2000, 2002 Da Capo Press edition
Eric Myers
Uncle Mame: The Life of Patrick Dennis
Original price $16.95, purchase price unknown
Slightly worn paperback
B
I found this biography to be about equal to Dennis's fiction, not so much because of Myer's writing style, since that's a little flat and overly redundant (he tells us several times that one of Dennis's nieces became a nun), but because Dennis was even more of a colorful personality than any of his characters. Whether he was a 10-year-old dressing up as Margaret Dumont, or a fiftysomething working incognito as Ray Kroc's butler, he was the life of the party. Even his letters to friends, family, and his editor are priceless.

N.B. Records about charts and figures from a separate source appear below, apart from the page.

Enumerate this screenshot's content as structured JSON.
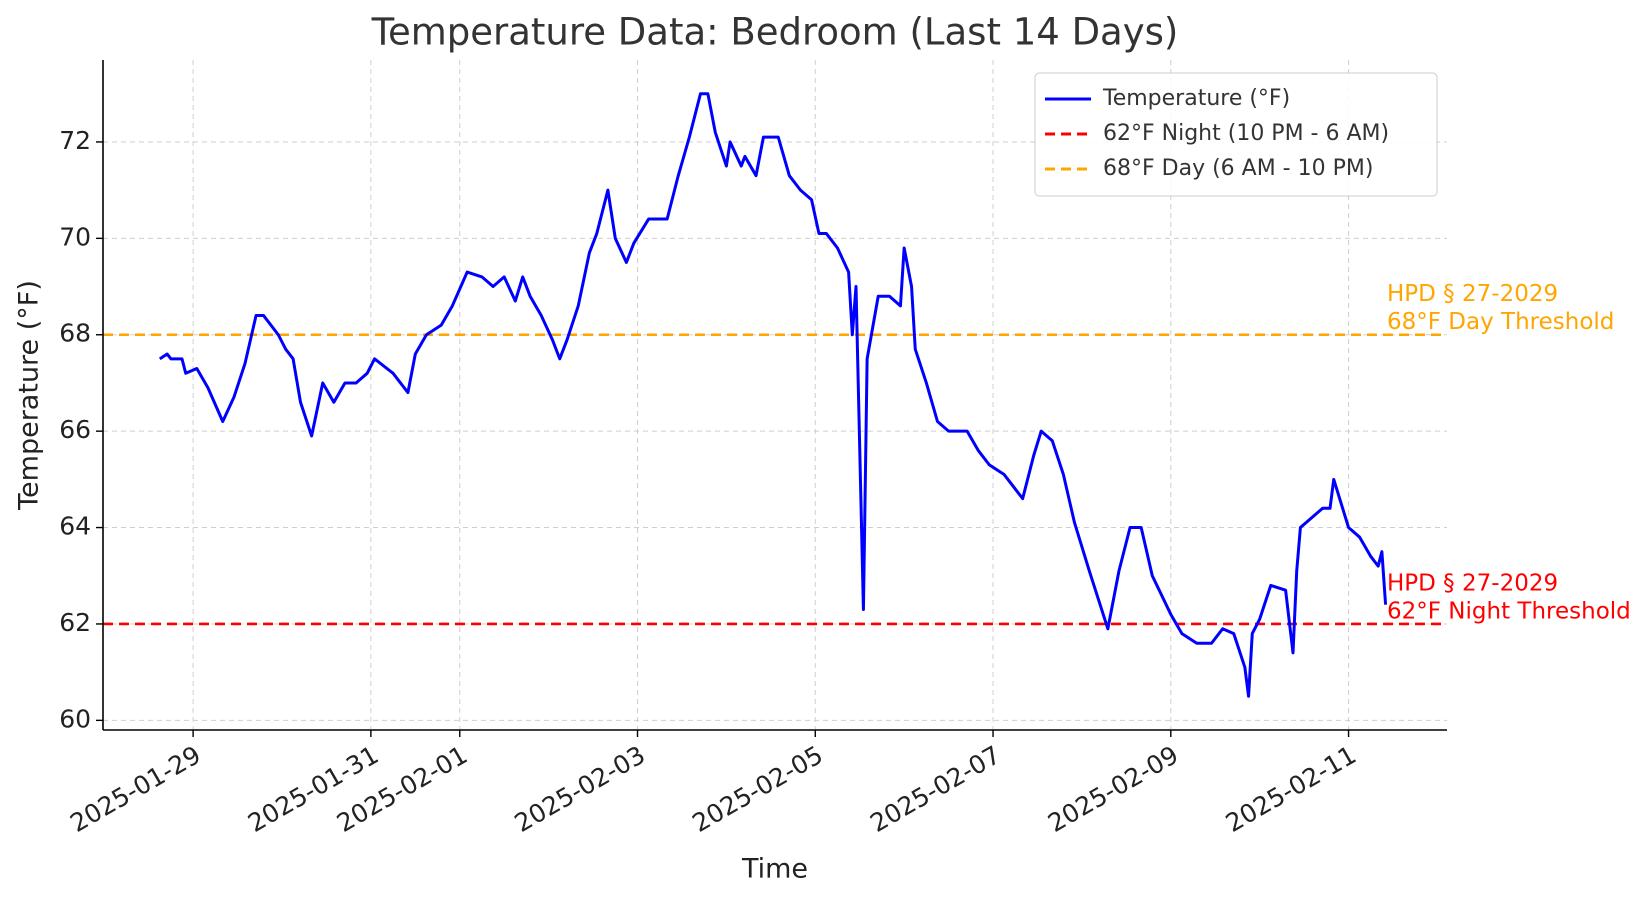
{
  "chart_data": {
    "type": "line",
    "title": "Temperature Data: Bedroom (Last 14 Days)",
    "x_label": "Time",
    "y_label": "Temperature (°F)",
    "xlim": [
      "2025-01-27 23:40",
      "2025-02-12 02:35"
    ],
    "ylim": [
      59.8,
      73.7
    ],
    "xticks": [
      "2025-01-29",
      "2025-01-31",
      "2025-02-01",
      "2025-02-03",
      "2025-02-05",
      "2025-02-07",
      "2025-02-09",
      "2025-02-11"
    ],
    "yticks": [
      60,
      62,
      64,
      66,
      68,
      70,
      72
    ],
    "grid": true,
    "legend": "upper right",
    "x": [
      "2025-01-28 15:00",
      "2025-01-28 17:00",
      "2025-01-28 18:00",
      "2025-01-28 21:00",
      "2025-01-28 22:00",
      "2025-01-29 01:00",
      "2025-01-29 04:00",
      "2025-01-29 08:00",
      "2025-01-29 11:00",
      "2025-01-29 14:00",
      "2025-01-29 17:00",
      "2025-01-29 19:00",
      "2025-01-29 23:00",
      "2025-01-30 01:00",
      "2025-01-30 03:00",
      "2025-01-30 05:00",
      "2025-01-30 08:00",
      "2025-01-30 11:00",
      "2025-01-30 14:00",
      "2025-01-30 17:00",
      "2025-01-30 20:00",
      "2025-01-30 23:00",
      "2025-01-31 01:00",
      "2025-01-31 06:00",
      "2025-01-31 09:00",
      "2025-01-31 10:00",
      "2025-01-31 12:00",
      "2025-01-31 15:00",
      "2025-01-31 19:00",
      "2025-01-31 22:00",
      "2025-02-01 02:00",
      "2025-02-01 06:00",
      "2025-02-01 09:00",
      "2025-02-01 12:00",
      "2025-02-01 15:00",
      "2025-02-01 17:00",
      "2025-02-01 19:00",
      "2025-02-01 22:00",
      "2025-02-02 01:00",
      "2025-02-02 03:00",
      "2025-02-02 05:00",
      "2025-02-02 08:00",
      "2025-02-02 11:00",
      "2025-02-02 13:00",
      "2025-02-02 16:00",
      "2025-02-02 18:00",
      "2025-02-02 21:00",
      "2025-02-02 23:00",
      "2025-02-03 03:00",
      "2025-02-03 08:00",
      "2025-02-03 11:00",
      "2025-02-03 14:00",
      "2025-02-03 17:00",
      "2025-02-03 19:00",
      "2025-02-03 21:00",
      "2025-02-04 00:00",
      "2025-02-04 01:00",
      "2025-02-04 04:00",
      "2025-02-04 05:00",
      "2025-02-04 08:00",
      "2025-02-04 10:00",
      "2025-02-04 14:00",
      "2025-02-04 17:00",
      "2025-02-04 20:00",
      "2025-02-04 23:00",
      "2025-02-05 01:00",
      "2025-02-05 03:00",
      "2025-02-05 06:00",
      "2025-02-05 09:00",
      "2025-02-05 10:00",
      "2025-02-05 11:00",
      "2025-02-05 13:00",
      "2025-02-05 14:00",
      "2025-02-05 17:00",
      "2025-02-05 20:00",
      "2025-02-05 23:00",
      "2025-02-06 00:00",
      "2025-02-06 02:00",
      "2025-02-06 03:00",
      "2025-02-06 06:00",
      "2025-02-06 09:00",
      "2025-02-06 12:00",
      "2025-02-06 17:00",
      "2025-02-06 20:00",
      "2025-02-06 23:00",
      "2025-02-07 03:00",
      "2025-02-07 08:00",
      "2025-02-07 11:00",
      "2025-02-07 13:00",
      "2025-02-07 16:00",
      "2025-02-07 19:00",
      "2025-02-07 22:00",
      "2025-02-08 02:00",
      "2025-02-08 07:00",
      "2025-02-08 10:00",
      "2025-02-08 13:00",
      "2025-02-08 16:00",
      "2025-02-08 19:00",
      "2025-02-09 00:00",
      "2025-02-09 03:00",
      "2025-02-09 07:00",
      "2025-02-09 11:00",
      "2025-02-09 14:00",
      "2025-02-09 17:00",
      "2025-02-09 20:00",
      "2025-02-09 21:00",
      "2025-02-09 22:00",
      "2025-02-10 00:00",
      "2025-02-10 03:00",
      "2025-02-10 07:00",
      "2025-02-10 09:00",
      "2025-02-10 10:00",
      "2025-02-10 11:00",
      "2025-02-10 14:00",
      "2025-02-10 17:00",
      "2025-02-10 19:00",
      "2025-02-10 20:00",
      "2025-02-10 22:00",
      "2025-02-11 00:00",
      "2025-02-11 03:00",
      "2025-02-11 06:00",
      "2025-02-11 08:00",
      "2025-02-11 09:00",
      "2025-02-11 10:00"
    ],
    "series": [
      {
        "name": "Temperature (°F)",
        "color": "#0000ff",
        "values": [
          67.5,
          67.6,
          67.5,
          67.5,
          67.2,
          67.3,
          66.9,
          66.2,
          66.7,
          67.4,
          68.4,
          68.4,
          68.0,
          67.7,
          67.5,
          66.6,
          65.9,
          67.0,
          66.6,
          67.0,
          67.0,
          67.2,
          67.5,
          67.2,
          66.9,
          66.8,
          67.6,
          68.0,
          68.2,
          68.6,
          69.3,
          69.2,
          69.0,
          69.2,
          68.7,
          69.2,
          68.8,
          68.4,
          67.9,
          67.5,
          67.9,
          68.6,
          69.7,
          70.1,
          71.0,
          70.0,
          69.5,
          69.9,
          70.4,
          70.4,
          71.3,
          72.1,
          73.0,
          73.0,
          72.2,
          71.5,
          72.0,
          71.5,
          71.7,
          71.3,
          72.1,
          72.1,
          71.3,
          71.0,
          70.8,
          70.1,
          70.1,
          69.8,
          69.3,
          68.0,
          69.0,
          62.3,
          67.5,
          68.8,
          68.8,
          68.6,
          69.8,
          69.0,
          67.7,
          67.0,
          66.2,
          66.0,
          66.0,
          65.6,
          65.3,
          65.1,
          64.6,
          65.5,
          66.0,
          65.8,
          65.1,
          64.1,
          63.1,
          61.9,
          63.1,
          64.0,
          64.0,
          63.0,
          62.2,
          61.8,
          61.6,
          61.6,
          61.9,
          61.8,
          61.1,
          60.5,
          61.8,
          62.1,
          62.8,
          62.7,
          61.4,
          63.1,
          64.0,
          64.2,
          64.4,
          64.4,
          65.0,
          64.5,
          64.0,
          63.8,
          63.4,
          63.2,
          63.5,
          62.4
        ]
      }
    ],
    "hlines": [
      {
        "name": "62°F Night (10 PM - 6 AM)",
        "value": 62,
        "color": "#ff0000",
        "label": [
          "HPD § 27-2029",
          "62°F Night Threshold"
        ]
      },
      {
        "name": "68°F Day (6 AM - 10 PM)",
        "value": 68,
        "color": "#ffa500",
        "label": [
          "HPD § 27-2029",
          "68°F Day Threshold"
        ]
      }
    ]
  }
}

Myers never quite finds the right tone to address the darker side of Dennis's real life as Edward "Pat" Tanner, the depression, suicide attempts, and struggle to deal with his sexuality. Tanner was campy before camp was recognized (including as a Boy Scout), and yet he was never involved with men until he was in his 40s, leading to a very long separation, but never divorce, from his wife. (They reunited not long before his death, still in love.) I consider him to be bisexual, but of course for most of his life-- he died in 1976-- that wasn't an accepted orientation.
As in Dennis's best fiction, there's a vibrant cast to back up the "lead," and Myers does a good job of digging below the stereotypes, so that Louise Tanner isn't just the long-suffering wife, or Corry Salley the Hattie-McDanielesque maid. And we learn more about the folks behind Little Me, which sounds like it was even more fun to make than to read.
Note, I'm using the "film criticism" tag as well as the "literary criticism," because Myers does talk about the movie versions of Auntie Mame. Dennis thought Rosalind Russell was great but found Lucille Ball "a little too c-mm-n for the role."